BAB II DASAR TEORI A. Kesejahteraan Psikologis

  1. Pengertian Kesejahteran Psikologis Kesejahteraan psikologis merupakan penggambaran kesehatan psikologis seorang individu. Tingkat kesehatan secara psikologis ini berdasarkan pada pemenuhan kriteria fungsi kesehatan mental positif yang dikemukakan oleh para ahli psikologi (Ryff, 1995). Kesejahteraan psikologis meliputi pula penerimaan tantangan eksistensi kehidupan. Ryff (1995) menjelaskan bahwa secara teoritis, kesejahteraan psikologis meliputi aspek multidimensional yang terdiri dari enam aspek, yaitu: penerimaan diri secara positif, hubungan positif dengan orang lain, otonomi diri, kemampuan dalam pengelolaan lingkungan sosial, hidup yang memiliki tujuan dan kemampuan pengembangan diri.

  Pada awalnya, indikator kesejahteraan dilihat dari kebahagiaan individu yang tercermin dari perbandingan perasaan dengan emosi positif dan negatif dari individu (Bradburn dalam Ryff, 1989). Beberapa waktu kemudian, beberapa peneliti perkembangan mengukur kesejahteraan psikologis dari tingkat kepuasan hidup individu (Andrews; Diener; Havighurst; Neugarten dan Tobin, dalam Ryff dan Keyes, 1995).
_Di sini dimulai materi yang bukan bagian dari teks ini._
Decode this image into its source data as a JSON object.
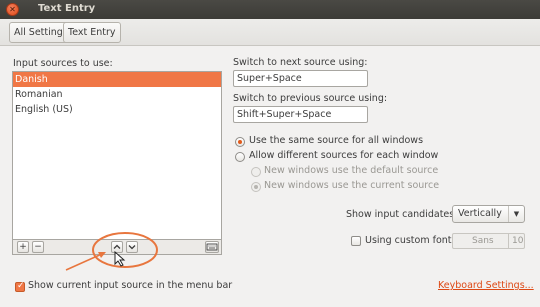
{
  "window": {
    "title": "Text Entry"
  },
  "breadcrumb": {
    "all_settings": "All Settings",
    "current": "Text Entry"
  },
  "sources": {
    "label": "Input sources to use:",
    "items": [
      "Danish",
      "Romanian",
      "English (US)"
    ],
    "selected_index": 0,
    "add_label": "+",
    "remove_label": "−"
  },
  "shortcuts": {
    "next_label": "Switch to next source using:",
    "next_value": "Super+Space",
    "prev_label": "Switch to previous source using:",
    "prev_value": "Shift+Super+Space"
  },
  "source_mode": {
    "same_label": "Use the same source for all windows",
    "different_label": "Allow different sources for each window",
    "new_default_label": "New windows use the default source",
    "new_current_label": "New windows use the current source"
  },
  "candidates": {
    "label": "Show input candidates:",
    "value": "Vertically"
  },
  "custom_font": {
    "label": "Using custom font:",
    "font_name": "Sans",
    "font_size": "10"
  },
  "footer": {
    "show_current_label": "Show current input source in the menu bar",
    "keyboard_settings": "Keyboard Settings..."
  },
  "colors": {
    "accent": "#f07746",
    "annotation": "#e8763e"
  }
}
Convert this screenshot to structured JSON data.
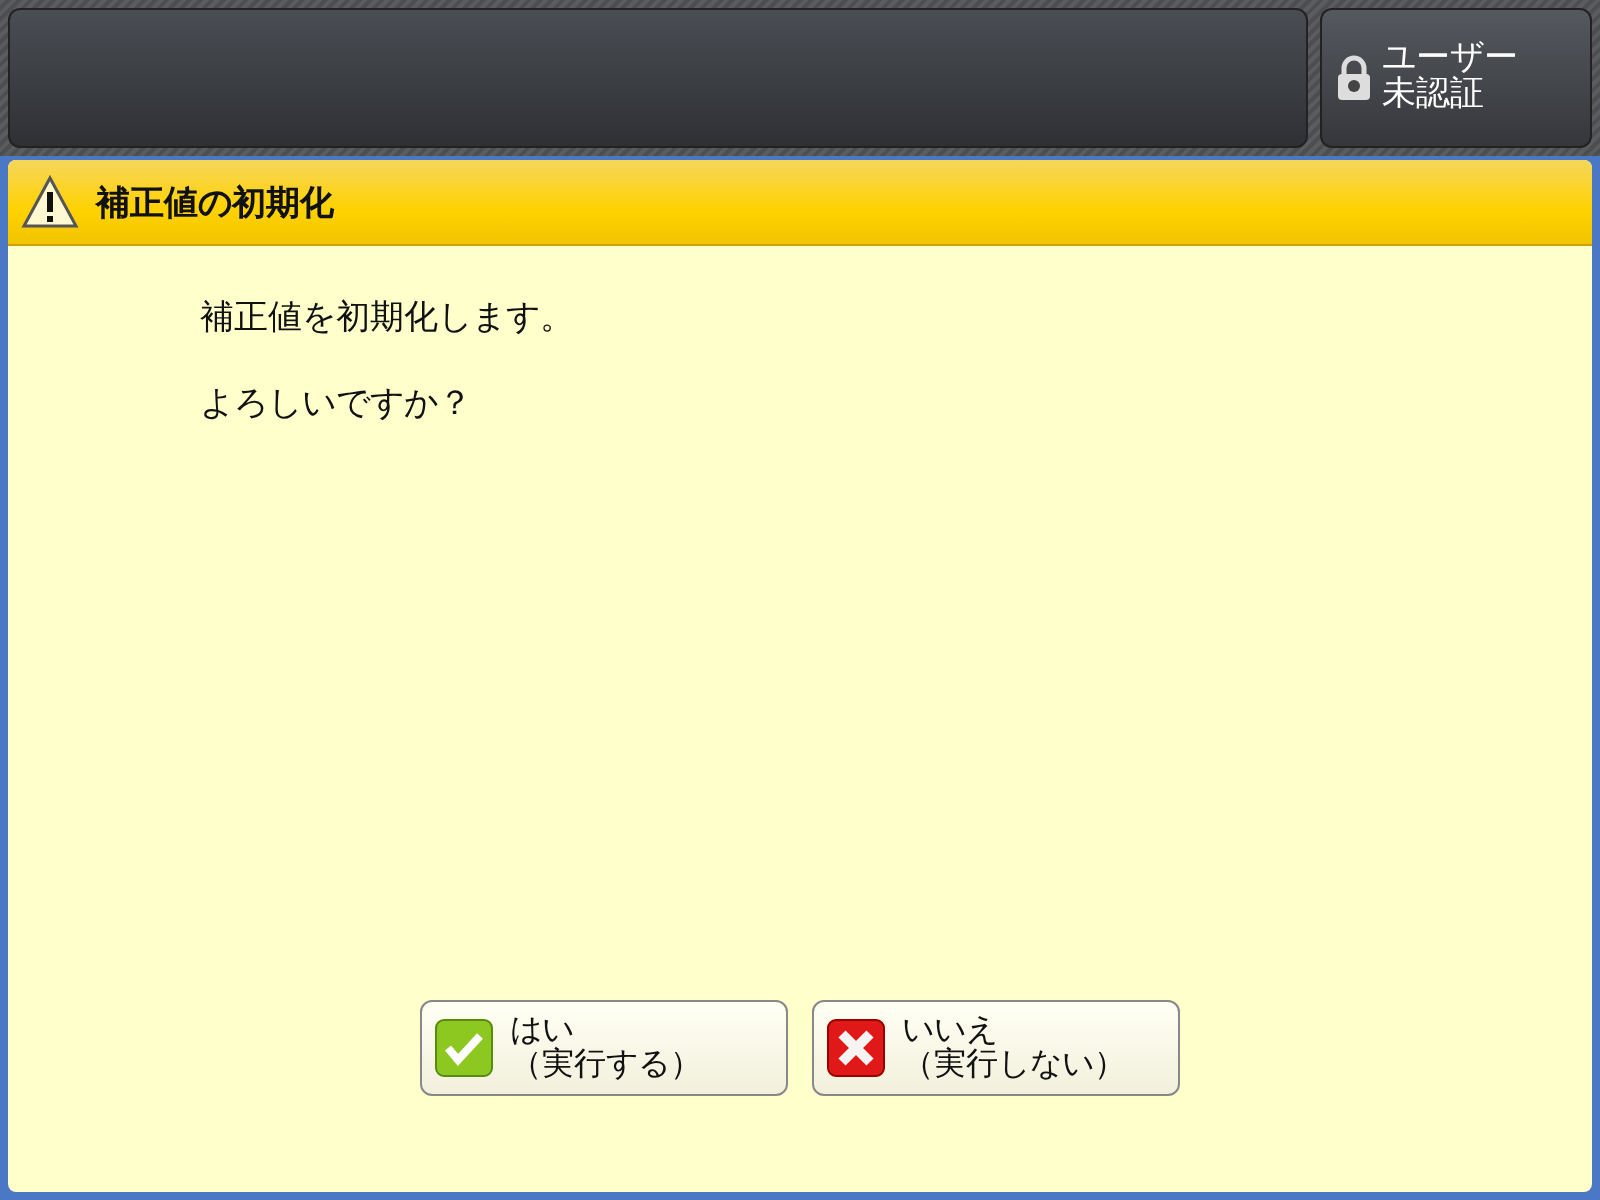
{
  "top_bar": {
    "user_button": {
      "lines": [
        "ユーザー",
        "未認証"
      ]
    }
  },
  "dialog": {
    "title": "補正値の初期化",
    "messages": [
      "補正値を初期化します。",
      "よろしいですか？"
    ],
    "buttons": [
      {
        "kind": "confirm",
        "label": "はい",
        "sublabel": "（実行する）"
      },
      {
        "kind": "cancel",
        "label": "いいえ",
        "sublabel": "（実行しない）"
      }
    ]
  }
}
Ryff (1989) melihat kesejahteraan psikologis sebagai bentuk penurunan dari konsepsi Allport mengenai kematangan, konsepsi Jung mengenai formulasi atas individuasi, konsepsi Maslow mengenai aktualisasi diri, dan konsepsi Rogers mengenai orang yang berfungsi sepenuhnya.

  Berdasarkan penelitian kesejahteraan psikologis yang dilakukan oleh Ryff (1989), peneliti menyimpulkan bahwa kesejahteraan psikologis merupakan istilah yang digunakan untuk menggambarkan kesehatan psikologis individu berdasarkan pemenuhan kriteria fungsi psikologis positif yang dikemukakan oleh para ahli psikologi.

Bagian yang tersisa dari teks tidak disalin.